Andrew Chang
WASHINGTON (Reuters) – The U.S. Supreme Court ruled on Thursday in favor of a challenge to the Securities and Exchange Commission’s domestic enforcement of investor protection laws in certain proceedings, dealing a blow to the agency amid scrutiny from federal judges. regulatory power.
The 6-3 decision, a setback for President Joe Biden’s administration, upheld a lower court ruling that sided with George Jarkey, a Texas hedge fund manager who challenged the legality of the SEC’s action against him after the agency found he had committed fraud. with securities. .
The case involved Texas hedge fund manager George Jarkey, who was fined and banned from the industry by the SEC after it determined he had committed securities fraud. He responded with a lawsuit challenging the legality of the SEC’s system.
Jarkisi’s case was supported by numerous conservative and business groups that have long complained about the regulatory influence of the federal “administrative state” in areas such as energy, the environment, climate policy, workplace safety and financial regulation.
The Biden administration appealed the SEC’s 2022 decision to the Fifth U.S. Circuit Court of Appeals in New Orleans.
The Securities and Exchange Commission (SEC) has faced a series of legal attacks in recent years, even as Supreme Court conservatives have demonstrated skepticism about expansive federal regulatory powers. In 2018, the court condemned the SEC’s selection of staff judges. In 2023 decisions in cases involving the SEC and the Federal Trade Commission, the court made it easier for targets of the agency’s actions to sue in federal court. In recent years, the court has limited the powers of other agencies, including the Environmental Protection Agency.
Critics of the Securities and Exchange Commission have said the agency has an unfair advantage in trying cases before its own judges rather than a jury in federal court. The U.S. Securities and Exchange Commission, which enforces various U.S. laws that protect investors, filed 270 new domestic proceedings in the fiscal year ended Sept. 30, compared with 231 in federal court.
However, following a 2018 Supreme Court decision, most SEC administrative proceedings are now heard by the commission itself, and very few—as of March, just two—are heard by an administrative law judge.
In 2011, the Securities and Exchange Commission (SEC) began investigating Jarkesy, who founded two hedge funds with his Houston-based investment advisory firm Patriot28 LLC. The funds had approximately 120 investors and approximately $24 million in assets under management.
An SEC administrative judge found that Jarkisi and his firm violated the Securities Act of 1933 and other U.S. laws, including by misrepresenting the identity of the funds’ auditor and the value of the assets. The SEC then ordered them to pay a civil penalty of $300,000 and ordered Patriot28 to return nearly $685,000 in ill-gotten gains.
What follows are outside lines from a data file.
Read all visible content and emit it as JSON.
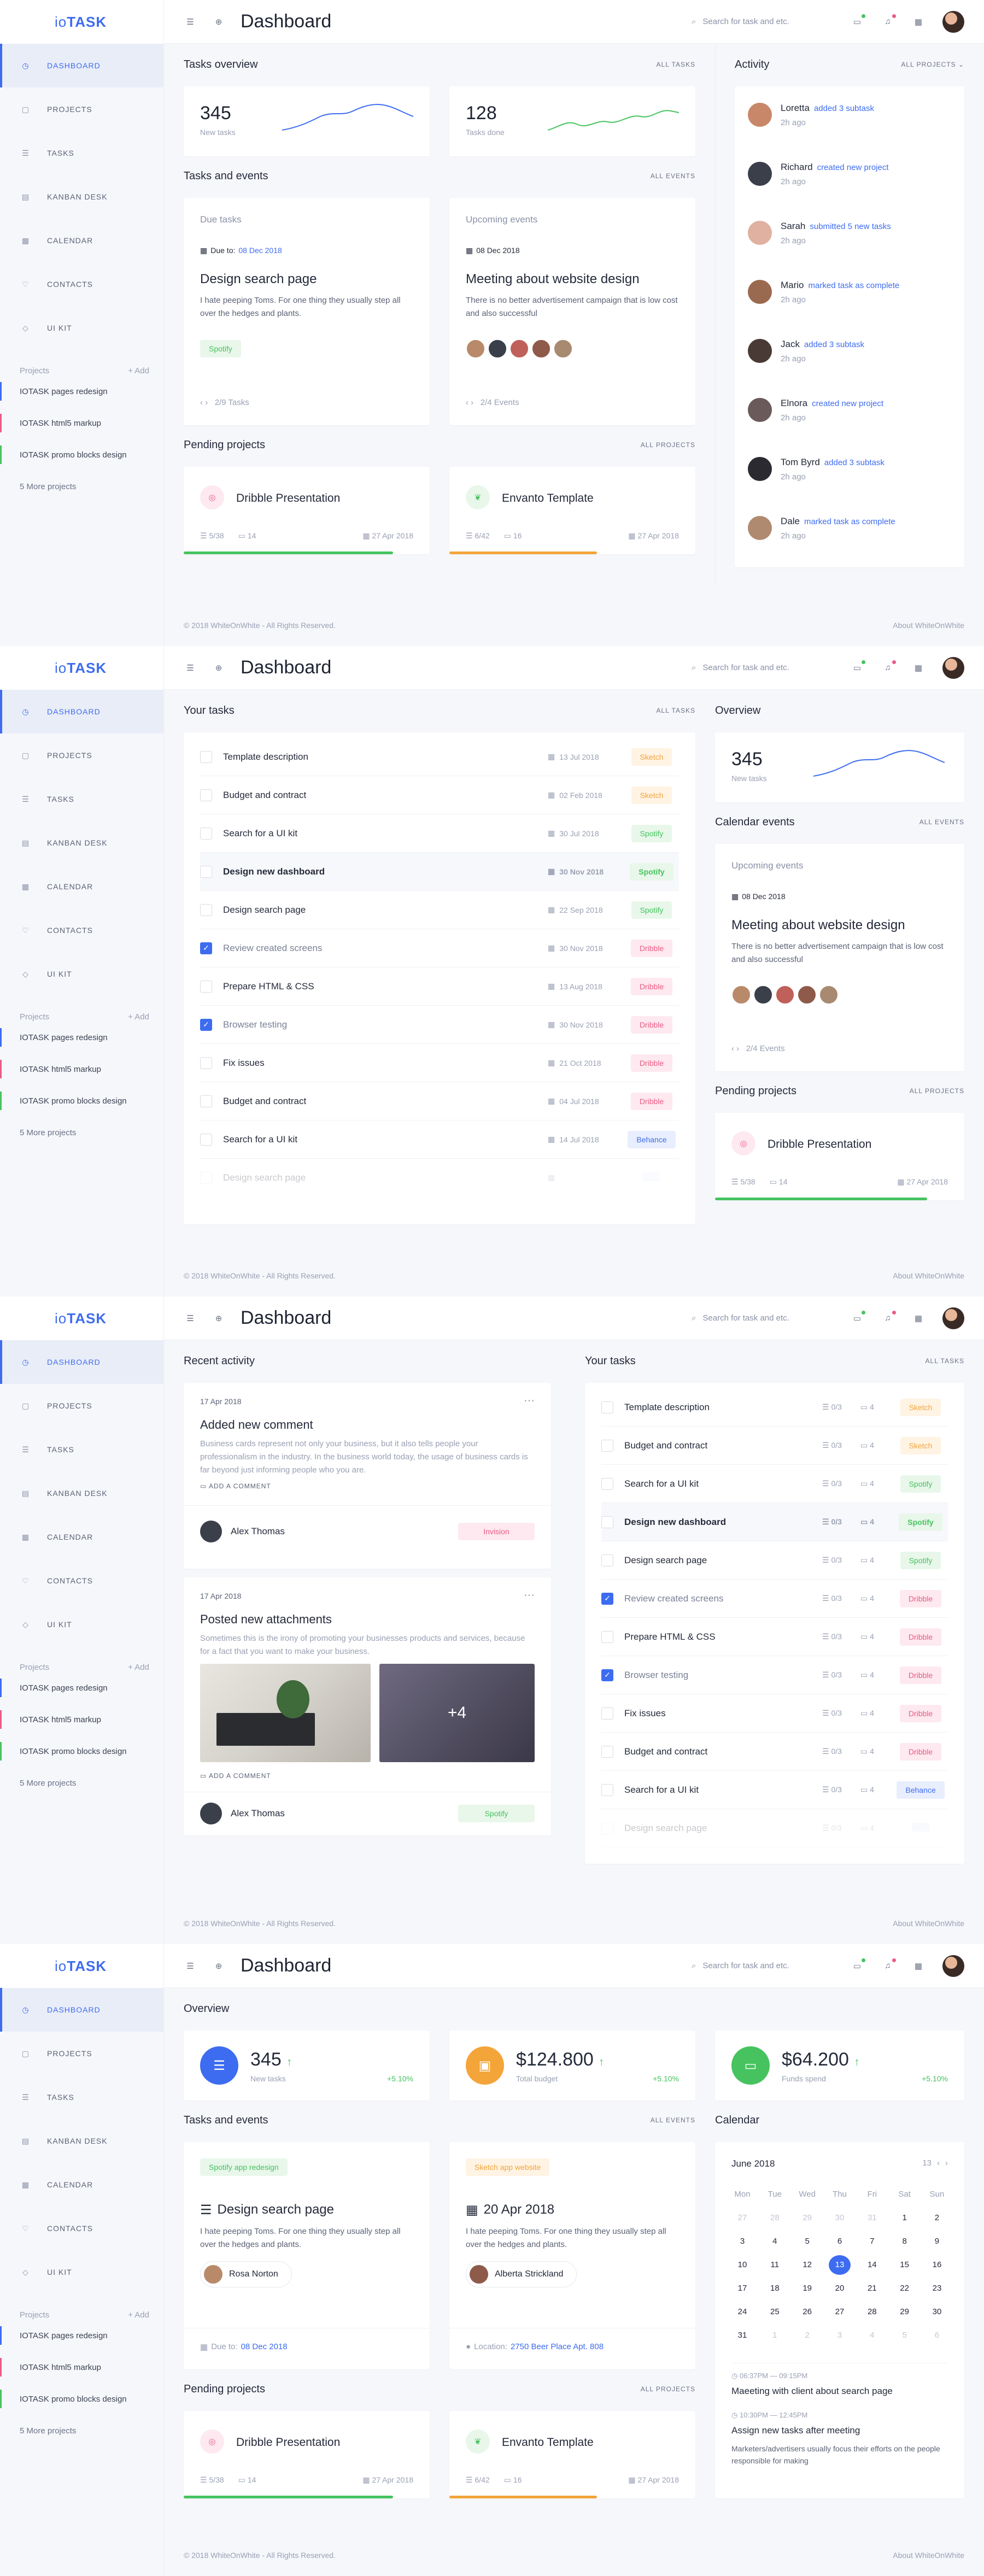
{
  "brand": {
    "prefix": "io",
    "name": "TASK"
  },
  "nav": [
    "DASHBOARD",
    "PROJECTS",
    "TASKS",
    "KANBAN DESK",
    "CALENDAR",
    "CONTACTS",
    "UI KIT"
  ],
  "projects_label": "Projects",
  "add_label": "Add",
  "projects": [
    {
      "name": "IOTASK pages redesign",
      "color": "#3d6cf0"
    },
    {
      "name": "IOTASK html5 markup",
      "color": "#ea5b86"
    },
    {
      "name": "IOTASK promo blocks design",
      "color": "#46c35f"
    }
  ],
  "more_projects": "5 More projects",
  "page_title": "Dashboard",
  "search_placeholder": "Search for task and etc.",
  "footer_left": "© 2018 WhiteOnWhite - All Rights Reserved.",
  "footer_right": "About WhiteOnWhite",
  "s1": {
    "tasks_overview": "Tasks overview",
    "all_tasks": "ALL TASKS",
    "new_tasks_num": "345",
    "new_tasks_label": "New tasks",
    "done_num": "128",
    "done_label": "Tasks done",
    "tasks_events": "Tasks and events",
    "all_events": "ALL EVENTS",
    "due_title": "Due tasks",
    "due_to": "Due to:",
    "due_date": "08 Dec 2018",
    "due_task": "Design search page",
    "due_desc": "I hate peeping Toms. For one thing they usually step all over the hedges and plants.",
    "due_tag": "Spotify",
    "due_pager": "2/9 Tasks",
    "up_title": "Upcoming events",
    "up_date": "08 Dec 2018",
    "up_event": "Meeting about website design",
    "up_desc": "There is no better advertisement campaign that is low cost and also successful",
    "up_pager": "2/4 Events",
    "pending": "Pending projects",
    "all_projects": "ALL PROJECTS",
    "p1_name": "Dribble Presentation",
    "p1_tasks": "5/38",
    "p1_comments": "14",
    "p1_date": "27 Apr 2018",
    "p1_progress": 0.85,
    "p2_name": "Envanto Template",
    "p2_tasks": "6/42",
    "p2_comments": "16",
    "p2_date": "27 Apr 2018",
    "p2_progress": 0.6,
    "activity": "Activity",
    "all_projects_dd": "ALL PROJECTS",
    "acts": [
      {
        "name": "Loretta",
        "what": "added 3 subtask",
        "time": "2h ago"
      },
      {
        "name": "Richard",
        "what": "created new project",
        "time": "2h ago"
      },
      {
        "name": "Sarah",
        "what": "submitted 5 new tasks",
        "time": "2h ago"
      },
      {
        "name": "Mario",
        "what": "marked task as complete",
        "time": "2h ago"
      },
      {
        "name": "Jack",
        "what": "added 3 subtask",
        "time": "2h ago"
      },
      {
        "name": "Elnora",
        "what": "created new project",
        "time": "2h ago"
      },
      {
        "name": "Tom Byrd",
        "what": "added 3 subtask",
        "time": "2h ago"
      },
      {
        "name": "Dale",
        "what": "marked task as complete",
        "time": "2h ago"
      }
    ]
  },
  "s2": {
    "your_tasks": "Your tasks",
    "all_tasks": "ALL TASKS",
    "tasks": [
      {
        "label": "Template description",
        "date": "13 Jul 2018",
        "tag": "Sketch",
        "t": "sk",
        "done": false
      },
      {
        "label": "Budget and contract",
        "date": "02 Feb 2018",
        "tag": "Sketch",
        "t": "sk",
        "done": false
      },
      {
        "label": "Search for a UI kit",
        "date": "30 Jul 2018",
        "tag": "Spotify",
        "t": "sp",
        "done": false
      },
      {
        "label": "Design new dashboard",
        "date": "30 Nov 2018",
        "tag": "Spotify",
        "t": "sp",
        "done": false
      },
      {
        "label": "Design search page",
        "date": "22 Sep 2018",
        "tag": "Spotify",
        "t": "sp",
        "done": false
      },
      {
        "label": "Review created screens",
        "date": "30 Nov 2018",
        "tag": "Dribble",
        "t": "dr",
        "done": true
      },
      {
        "label": "Prepare HTML & CSS",
        "date": "13 Aug 2018",
        "tag": "Dribble",
        "t": "dr",
        "done": false
      },
      {
        "label": "Browser testing",
        "date": "30 Nov 2018",
        "tag": "Dribble",
        "t": "dr",
        "done": true
      },
      {
        "label": "Fix issues",
        "date": "21 Oct 2018",
        "tag": "Dribble",
        "t": "dr",
        "done": false
      },
      {
        "label": "Budget and contract",
        "date": "04 Jul 2018",
        "tag": "Dribble",
        "t": "dr",
        "done": false
      },
      {
        "label": "Search for a UI kit",
        "date": "14 Jul 2018",
        "tag": "Behance",
        "t": "be",
        "done": false
      },
      {
        "label": "Design search page",
        "date": "",
        "tag": "",
        "t": "be",
        "done": false
      }
    ],
    "overview": "Overview",
    "new_num": "345",
    "new_label": "New tasks",
    "cal_events": "Calendar events",
    "all_events": "ALL EVENTS",
    "up_title": "Upcoming events",
    "up_date": "08 Dec 2018",
    "up_event": "Meeting about website design",
    "up_desc": "There is no better advertisement campaign that is low cost and also successful",
    "up_pager": "2/4 Events",
    "pending": "Pending projects",
    "all_projects": "ALL PROJECTS",
    "p_name": "Dribble Presentation",
    "p_tasks": "5/38",
    "p_comments": "14",
    "p_date": "27 Apr 2018",
    "p_progress": 0.85
  },
  "s3": {
    "recent": "Recent activity",
    "a1_date": "17 Apr 2018",
    "a1_title": "Added new comment",
    "a1_desc": "Business cards represent not only your business, but it also tells people your professionalism in the industry. In the business world today, the usage of business cards is far beyond just informing people who you are.",
    "add_comment": "ADD A COMMENT",
    "a1_user": "Alex Thomas",
    "a1_tag": "Invision",
    "a2_date": "17 Apr 2018",
    "a2_title": "Posted new attachments",
    "a2_desc": "Sometimes this is the irony of promoting your businesses products and services, because for a fact that you want to make your business.",
    "a2_more": "+4",
    "a2_user": "Alex Thomas",
    "a2_tag": "Spotify",
    "your_tasks": "Your tasks",
    "all_tasks": "ALL TASKS",
    "tasks": [
      {
        "label": "Template description",
        "tag": "Sketch",
        "t": "sk",
        "done": false
      },
      {
        "label": "Budget and contract",
        "tag": "Sketch",
        "t": "sk",
        "done": false
      },
      {
        "label": "Search for a UI kit",
        "tag": "Spotify",
        "t": "sp",
        "done": false
      },
      {
        "label": "Design new dashboard",
        "tag": "Spotify",
        "t": "sp",
        "done": false
      },
      {
        "label": "Design search page",
        "tag": "Spotify",
        "t": "sp",
        "done": false
      },
      {
        "label": "Review created screens",
        "tag": "Dribble",
        "t": "dr",
        "done": true
      },
      {
        "label": "Prepare HTML & CSS",
        "tag": "Dribble",
        "t": "dr",
        "done": false
      },
      {
        "label": "Browser testing",
        "tag": "Dribble",
        "t": "dr",
        "done": true
      },
      {
        "label": "Fix issues",
        "tag": "Dribble",
        "t": "dr",
        "done": false
      },
      {
        "label": "Budget and contract",
        "tag": "Dribble",
        "t": "dr",
        "done": false
      },
      {
        "label": "Search for a UI kit",
        "tag": "Behance",
        "t": "be",
        "done": false
      },
      {
        "label": "Design search page",
        "tag": "",
        "t": "be",
        "done": false
      }
    ],
    "subtasks": "0/3",
    "comments": "4"
  },
  "s4": {
    "overview": "Overview",
    "st1_num": "345",
    "st1_label": "New tasks",
    "st1_pct": "+5.10%",
    "st2_num": "$124.800",
    "st2_label": "Total budget",
    "st2_pct": "+5.10%",
    "st3_num": "$64.200",
    "st3_label": "Funds spend",
    "st3_pct": "+5.10%",
    "tasks_events": "Tasks and events",
    "all_events": "ALL EVENTS",
    "c1_tag": "Spotify app redesign",
    "c1_task": "Design search page",
    "c1_desc": "I hate peeping Toms. For one thing they usually step all over the hedges and plants.",
    "c1_user": "Rosa Norton",
    "due_to": "Due to:",
    "c1_date": "08 Dec 2018",
    "c2_tag": "Sketch app website",
    "c2_date": "20 Apr 2018",
    "c2_desc": "I hate peeping Toms. For one thing they usually step all over the hedges and plants.",
    "c2_user": "Alberta Strickland",
    "loc_label": "Location:",
    "c2_loc": "2750 Beer Place Apt. 808",
    "calendar": "Calendar",
    "month": "June 2018",
    "today_num": "13",
    "days": [
      "Mon",
      "Tue",
      "Wed",
      "Thu",
      "Fri",
      "Sat",
      "Sun"
    ],
    "weeks": [
      [
        "27",
        "28",
        "29",
        "30",
        "31",
        "1",
        "2"
      ],
      [
        "3",
        "4",
        "5",
        "6",
        "7",
        "8",
        "9"
      ],
      [
        "10",
        "11",
        "12",
        "13",
        "14",
        "15",
        "16"
      ],
      [
        "17",
        "18",
        "19",
        "20",
        "21",
        "22",
        "23"
      ],
      [
        "24",
        "25",
        "26",
        "27",
        "28",
        "29",
        "30"
      ],
      [
        "31",
        "1",
        "2",
        "3",
        "4",
        "5",
        "6"
      ]
    ],
    "ev1_time": "06:37PM — 09:15PM",
    "ev1_title": "Maeeting with client about search page",
    "ev2_time": "10:30PM — 12:45PM",
    "ev2_title": "Assign new tasks after meeting",
    "ev2_desc": "Marketers/advertisers usually focus their efforts on the people responsible for making",
    "pending": "Pending projects",
    "all_projects": "ALL PROJECTS",
    "p1_name": "Dribble Presentation",
    "p1_tasks": "5/38",
    "p1_comments": "14",
    "p1_date": "27 Apr 2018",
    "p1_progress": 0.85,
    "p2_name": "Envanto Template",
    "p2_tasks": "6/42",
    "p2_comments": "16",
    "p2_date": "27 Apr 2018",
    "p2_progress": 0.6
  },
  "colors": {
    "accent": "#3d6cf0",
    "green": "#46c35f",
    "orange": "#f3a53a",
    "pink": "#ea5b86"
  }
}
The Fifth Court reversed the SEC’s decision. In addition to its finding on the right to a jury trial, the 5th Circuit found that Congress gave the SEC too much power to decide whether to bring cases within the organization and that protecting the positions of its administrative judges made them too difficult to remove . an encroachment on the presidential powers provided for by the Constitution.
During oral arguments in the case in November, conservative justices expressed concern that the SEC’s administrative proceedings on some charges, such as fraud, are being held without juries, while they would be in similar fraud cases in federal court.
The liberal justices said that existing Supreme Court precedent allowed Congress to transfer oversight of regulatory compliance to nonjury administrative tribunals, and that Congress gave the SEC more power after the Great Depression of the 1930s and subsequent financial crises to combat investor fraud.
In recent years, the Supreme Court has limited the power of federal agencies to make important decisions. During his current term, he has decided several cases on behalf of departments. On May 16, the justices upheld the Consumer Financial Protection Bureau’s funding mechanism to combat the problem caused by the payday loan industry.
The court is expected to rule in other cases involving the Environmental Protection Agency and the National Marine Fisheries Service in the coming days.